Laboratory Investigations of Acoustic Anisotropy in Artificial Porous Rock With Aligned Fractures During Gas Hydrate Formation and Dissociation

Fractures can widely exist in hydrate‐bearing reservoirs and can give rise to anisotropic acoustic properties that play an important role in the accurate assessment of fractured reservoirs. However, the knowledge of the responses of acoustic anisotropy in fractured hydrate‐bearing reservoirs is still poorly understood. To obtain such understanding, we designed and implemented dedicated laboratory experiments to measure the anisotropic acoustic velocities in an artificial sandstone with aligned penny‐shaped fractures parallel to the layers during hydrate formation and dissociation at the confining pressures of 20 and 50 MPa, respectively. We showed that although the velocities at higher confining pressure were systematically greater, all the velocities at both confining pressures increased and decreased during hydrate formation and dissociation, respectively.
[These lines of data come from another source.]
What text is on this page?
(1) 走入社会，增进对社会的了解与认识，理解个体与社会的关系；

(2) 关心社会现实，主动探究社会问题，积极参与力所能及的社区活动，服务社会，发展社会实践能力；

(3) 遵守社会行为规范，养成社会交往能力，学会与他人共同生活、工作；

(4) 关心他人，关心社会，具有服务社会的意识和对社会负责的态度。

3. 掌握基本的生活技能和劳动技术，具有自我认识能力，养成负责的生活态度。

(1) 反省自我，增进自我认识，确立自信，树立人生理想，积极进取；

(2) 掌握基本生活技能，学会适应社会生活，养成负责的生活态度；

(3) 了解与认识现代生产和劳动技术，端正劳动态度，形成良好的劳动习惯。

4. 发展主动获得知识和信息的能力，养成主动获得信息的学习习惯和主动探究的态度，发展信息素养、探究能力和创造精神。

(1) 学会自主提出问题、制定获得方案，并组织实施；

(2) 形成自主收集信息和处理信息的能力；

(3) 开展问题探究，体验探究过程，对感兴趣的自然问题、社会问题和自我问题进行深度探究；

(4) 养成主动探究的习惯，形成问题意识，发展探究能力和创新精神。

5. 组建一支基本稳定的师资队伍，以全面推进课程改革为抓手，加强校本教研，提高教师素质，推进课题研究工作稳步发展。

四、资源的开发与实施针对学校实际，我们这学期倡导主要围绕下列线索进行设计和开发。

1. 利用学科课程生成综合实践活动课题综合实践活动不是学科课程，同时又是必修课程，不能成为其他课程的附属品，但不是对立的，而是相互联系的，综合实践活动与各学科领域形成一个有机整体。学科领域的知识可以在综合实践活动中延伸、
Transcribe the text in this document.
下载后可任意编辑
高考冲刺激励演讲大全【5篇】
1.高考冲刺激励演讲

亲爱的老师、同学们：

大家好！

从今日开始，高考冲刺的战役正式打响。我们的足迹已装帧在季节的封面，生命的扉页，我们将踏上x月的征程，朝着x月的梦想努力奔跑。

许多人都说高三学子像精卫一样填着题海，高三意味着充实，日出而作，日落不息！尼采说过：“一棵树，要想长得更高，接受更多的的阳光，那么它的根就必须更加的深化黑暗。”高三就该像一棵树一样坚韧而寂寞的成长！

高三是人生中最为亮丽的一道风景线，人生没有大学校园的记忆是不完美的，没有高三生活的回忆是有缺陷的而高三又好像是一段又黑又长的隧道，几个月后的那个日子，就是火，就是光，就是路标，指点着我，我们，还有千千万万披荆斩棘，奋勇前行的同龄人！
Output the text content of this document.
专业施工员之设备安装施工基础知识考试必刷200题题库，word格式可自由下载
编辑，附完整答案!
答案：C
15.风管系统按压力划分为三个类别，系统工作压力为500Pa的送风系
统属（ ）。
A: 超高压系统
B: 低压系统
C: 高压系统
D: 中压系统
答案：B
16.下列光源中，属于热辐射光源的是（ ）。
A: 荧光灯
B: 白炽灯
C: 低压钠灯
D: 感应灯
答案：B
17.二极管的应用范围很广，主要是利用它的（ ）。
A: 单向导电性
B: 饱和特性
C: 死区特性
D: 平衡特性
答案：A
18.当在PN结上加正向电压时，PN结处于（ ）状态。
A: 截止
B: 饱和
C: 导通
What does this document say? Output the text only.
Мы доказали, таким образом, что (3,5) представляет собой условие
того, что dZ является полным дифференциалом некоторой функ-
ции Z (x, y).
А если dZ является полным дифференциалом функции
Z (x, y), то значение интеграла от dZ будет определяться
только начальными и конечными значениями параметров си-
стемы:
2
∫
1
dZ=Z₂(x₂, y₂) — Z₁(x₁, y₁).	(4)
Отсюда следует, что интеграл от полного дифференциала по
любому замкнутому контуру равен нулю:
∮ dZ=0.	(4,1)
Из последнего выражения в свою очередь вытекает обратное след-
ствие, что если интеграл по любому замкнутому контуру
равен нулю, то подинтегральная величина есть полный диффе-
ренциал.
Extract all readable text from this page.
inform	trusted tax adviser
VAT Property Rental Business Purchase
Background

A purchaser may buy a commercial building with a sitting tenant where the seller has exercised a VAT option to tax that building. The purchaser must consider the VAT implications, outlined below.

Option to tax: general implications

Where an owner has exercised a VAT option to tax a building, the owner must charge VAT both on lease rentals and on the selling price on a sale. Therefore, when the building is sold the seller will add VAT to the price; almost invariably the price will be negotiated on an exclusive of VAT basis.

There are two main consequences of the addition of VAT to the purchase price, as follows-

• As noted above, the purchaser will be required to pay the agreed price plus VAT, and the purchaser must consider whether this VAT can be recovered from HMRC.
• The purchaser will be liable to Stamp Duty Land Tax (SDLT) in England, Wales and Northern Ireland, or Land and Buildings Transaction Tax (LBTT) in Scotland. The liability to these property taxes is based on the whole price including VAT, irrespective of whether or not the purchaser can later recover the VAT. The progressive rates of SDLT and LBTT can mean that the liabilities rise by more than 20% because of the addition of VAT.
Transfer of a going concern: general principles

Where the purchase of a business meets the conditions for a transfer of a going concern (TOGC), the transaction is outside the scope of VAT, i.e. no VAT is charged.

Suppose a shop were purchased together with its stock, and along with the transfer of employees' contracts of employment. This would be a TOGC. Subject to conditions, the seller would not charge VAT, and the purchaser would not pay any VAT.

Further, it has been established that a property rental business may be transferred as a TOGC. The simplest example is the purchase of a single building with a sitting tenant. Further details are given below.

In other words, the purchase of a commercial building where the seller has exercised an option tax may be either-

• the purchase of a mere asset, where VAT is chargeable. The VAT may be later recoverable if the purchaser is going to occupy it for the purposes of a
We also showed that the velocities during hydrate formation were significantly higher than those during dissociation at hydrate saturation greater than 10%. It was found that all the velocities smoothly reduced with decreasing saturation during dissociation, while the varying velocities exhibited distinct increasing gradients during formation, where the compressional wave anisotropy reduced dramatically at saturation between 10% and 25%. Analyses of the experimental results suggested that the floating hydrate evolved to bridge the surfaces of fractures when hydrate saturation exceeded 10% during hydrate formation, and the bridging hydrate gradually transformed to floating in the pore system during dissociation. The results provide new insights into hydrate distribution and its effects on acoustic anisotropy in fractured reservoirs during hydrate formation and dissociation and will contribute to improving the accuracy of hydrate assessment in such reservoirs.